The power of women’s votes was brought home to me a few weeks ago while I was in Dayton, Ohio. I was discussing the upcoming election with James Gee, a 29-year-old political consultant who’s in law school. Gee was field director for hip-hop artist and entrepreneur Sean Combs’ Vote or Die project in 2004, the youth-oriented voter registration and get-out-the-vote drive that helped push more young people to vote.

With polls showing young people disillusioned since 2008 and predictions that many will stay at home on Election Day and not turn out in the numbers that helped elect Barack Obama, I was interested in how Gee thought things would play out with the youth vote. To my surprise, he said that wasn’t the issue to focus on – women were, especially older women. Looking me in the eye, he said, “You are the most reliable voters.”

I would like to think that some of that reliability has a bit to do with the struggle it took for women to get the vote. But honestly, I’m pretty sure a lot of females and males are ignorant of that history.

Yes, a lot of folks know the names of women’s rights legends like Susan B. Anthony, Elizabeth Cady Stanton, Lucretia Mott and Sojourner Truth. But many people probably don’t realize that the suffrage fight was under way in the 1770s when women did have the right to vote in some states.

By 1784, women had lost the right to vote in New York, Massachusetts and New Hampshire. And with the Constitutional Convention in 1787 putting voting rights in the hands of states, women in all states except for New Jersey lost the right to vote. New Jersey became the last to revoke voting rights in 1807.

Regaining women’s voting rights in 1920 was a long and arduous journey that in the end depended on one 24-year-old Tennessee lawmaker.

The women’s suffrage amendment was first introduced in Congress in 1878. In the years after, several states began restoring or establishing women’s voting rights.

But it took until 1918 for the U.S. House to pass the amendment and 1919 for the U.S. Senate to follow suit. Then, as law required, the amendment needed ratification of three-quarters of the states.

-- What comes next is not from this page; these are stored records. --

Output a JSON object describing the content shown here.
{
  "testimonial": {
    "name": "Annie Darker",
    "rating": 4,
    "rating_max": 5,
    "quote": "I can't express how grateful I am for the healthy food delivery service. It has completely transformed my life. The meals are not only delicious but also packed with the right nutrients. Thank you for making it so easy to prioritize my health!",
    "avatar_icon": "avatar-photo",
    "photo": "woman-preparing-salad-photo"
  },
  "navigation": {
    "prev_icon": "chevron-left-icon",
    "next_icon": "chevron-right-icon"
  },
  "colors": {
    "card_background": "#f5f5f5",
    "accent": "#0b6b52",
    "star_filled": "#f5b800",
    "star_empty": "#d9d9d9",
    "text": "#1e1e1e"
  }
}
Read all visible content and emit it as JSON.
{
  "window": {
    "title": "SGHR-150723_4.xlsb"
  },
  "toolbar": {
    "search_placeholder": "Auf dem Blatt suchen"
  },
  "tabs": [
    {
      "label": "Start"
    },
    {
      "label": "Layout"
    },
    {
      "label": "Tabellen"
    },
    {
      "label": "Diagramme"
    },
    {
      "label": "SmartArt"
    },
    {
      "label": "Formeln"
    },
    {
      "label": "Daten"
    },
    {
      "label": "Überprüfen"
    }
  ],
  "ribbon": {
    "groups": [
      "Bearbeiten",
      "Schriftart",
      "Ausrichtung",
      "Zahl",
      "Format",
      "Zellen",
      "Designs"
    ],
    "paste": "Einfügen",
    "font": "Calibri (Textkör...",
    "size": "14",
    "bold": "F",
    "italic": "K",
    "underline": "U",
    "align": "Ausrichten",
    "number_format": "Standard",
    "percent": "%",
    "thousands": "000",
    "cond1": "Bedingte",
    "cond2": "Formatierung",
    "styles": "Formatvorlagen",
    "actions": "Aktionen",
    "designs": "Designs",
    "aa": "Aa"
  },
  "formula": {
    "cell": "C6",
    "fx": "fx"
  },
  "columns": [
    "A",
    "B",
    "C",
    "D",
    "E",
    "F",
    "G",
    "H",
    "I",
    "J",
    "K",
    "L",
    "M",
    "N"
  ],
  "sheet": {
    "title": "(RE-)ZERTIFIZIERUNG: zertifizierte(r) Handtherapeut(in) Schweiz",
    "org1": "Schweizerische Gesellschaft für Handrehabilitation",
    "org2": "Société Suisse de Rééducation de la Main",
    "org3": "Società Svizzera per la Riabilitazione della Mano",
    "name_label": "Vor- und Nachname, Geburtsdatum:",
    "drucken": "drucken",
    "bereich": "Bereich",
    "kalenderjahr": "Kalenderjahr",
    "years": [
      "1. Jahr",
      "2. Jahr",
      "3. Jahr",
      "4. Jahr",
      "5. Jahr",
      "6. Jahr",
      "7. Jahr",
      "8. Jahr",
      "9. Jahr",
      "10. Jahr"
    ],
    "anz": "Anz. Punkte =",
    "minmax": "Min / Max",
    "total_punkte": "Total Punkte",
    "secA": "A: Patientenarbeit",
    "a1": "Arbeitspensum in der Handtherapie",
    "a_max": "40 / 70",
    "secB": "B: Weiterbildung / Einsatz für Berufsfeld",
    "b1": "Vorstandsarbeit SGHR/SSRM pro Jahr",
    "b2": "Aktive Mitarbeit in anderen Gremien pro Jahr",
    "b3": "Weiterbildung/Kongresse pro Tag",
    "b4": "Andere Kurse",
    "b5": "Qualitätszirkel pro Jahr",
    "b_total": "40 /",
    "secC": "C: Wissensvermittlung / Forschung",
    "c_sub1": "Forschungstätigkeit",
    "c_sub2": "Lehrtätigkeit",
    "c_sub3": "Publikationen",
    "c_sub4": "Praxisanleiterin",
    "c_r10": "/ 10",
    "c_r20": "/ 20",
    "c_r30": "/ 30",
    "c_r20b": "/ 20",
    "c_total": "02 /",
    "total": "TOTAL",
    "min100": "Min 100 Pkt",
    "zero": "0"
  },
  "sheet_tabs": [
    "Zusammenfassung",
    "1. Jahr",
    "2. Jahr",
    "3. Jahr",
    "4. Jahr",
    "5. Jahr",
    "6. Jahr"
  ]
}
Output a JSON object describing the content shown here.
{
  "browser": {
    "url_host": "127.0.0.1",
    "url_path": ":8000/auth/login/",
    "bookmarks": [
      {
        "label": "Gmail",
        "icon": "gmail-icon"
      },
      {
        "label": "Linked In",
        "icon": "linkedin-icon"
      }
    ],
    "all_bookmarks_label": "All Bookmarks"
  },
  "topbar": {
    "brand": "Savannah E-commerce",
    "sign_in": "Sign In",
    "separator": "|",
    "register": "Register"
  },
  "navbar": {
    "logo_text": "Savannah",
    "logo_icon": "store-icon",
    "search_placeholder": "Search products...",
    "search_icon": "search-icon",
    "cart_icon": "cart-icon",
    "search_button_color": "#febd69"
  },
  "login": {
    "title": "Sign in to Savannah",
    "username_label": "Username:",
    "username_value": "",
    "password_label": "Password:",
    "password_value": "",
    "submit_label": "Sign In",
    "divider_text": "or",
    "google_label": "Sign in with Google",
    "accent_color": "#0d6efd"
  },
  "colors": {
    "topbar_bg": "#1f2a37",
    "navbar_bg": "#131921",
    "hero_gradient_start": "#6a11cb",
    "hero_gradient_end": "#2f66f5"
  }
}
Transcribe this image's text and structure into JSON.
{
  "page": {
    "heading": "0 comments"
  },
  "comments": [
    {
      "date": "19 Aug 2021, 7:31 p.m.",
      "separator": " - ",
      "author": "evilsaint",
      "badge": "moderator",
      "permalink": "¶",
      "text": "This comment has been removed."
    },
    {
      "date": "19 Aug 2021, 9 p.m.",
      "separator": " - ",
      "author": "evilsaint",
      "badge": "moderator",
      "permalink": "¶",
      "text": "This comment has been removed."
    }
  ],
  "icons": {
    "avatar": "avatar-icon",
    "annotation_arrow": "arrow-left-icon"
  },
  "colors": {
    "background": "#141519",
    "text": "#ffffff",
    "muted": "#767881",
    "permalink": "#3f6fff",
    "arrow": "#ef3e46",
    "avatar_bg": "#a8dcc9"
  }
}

North Carolina had an opportunity to be the deciding state. It was the next state to consider the amendment after 35 other states had ratified it. But on August 17, 1920, the N.C. legislature defeated the measure by two votes. The North Carolina General Assembly would not ratify the amendment until 1971, the same year U.S. Rep. Bella Abzug, a vocal feminist, got Congress to designate Women’s Equality Day.

So in August of 1920, the state standing between women and their voting rights was Tennessee. And the man holding the crucial vote was young Harry Burn.

Burn had previously voted with the anti-suffrage forces. But this time his mother wrote him a letter imploring him to “vote for suffrage.” When he saw that the vote was very close, and with his anti-suffrage vote would be tied 48 to 48, he decided to switch and vote as his mother had urged him. So on August 18, 1920, Tennessee became the 36th and deciding state to ratify. And eight days later, the 19th amendment became law.

Today, statistics show women have made great strides in being treated equally and fairly. Gov. Bev Perdue, who is declaring Saturday Women’s Equality Day in North Carolina, takes note of that in a new Institute for Women’s Policy Research study on N.C. women. The progress of women here and nationwide is due in no small part to women’s ability to vote for people who include their concerns in decision-making and whose policies address women’s needs.

But statistics also show challenges remain. And with men still predominating as political leaders and policymakers, the ballot remains a key tool that women must wield on their behalf.

Women being dubbed reliable voters is a great testament to the hard work of the suffragettes, their allies and all who came after them to fight for women’s rights. A bigger tribute would be to vote this year in even larger numbers. Given all the women’s issues at stake, being a reliable voter is in every woman’s best interest.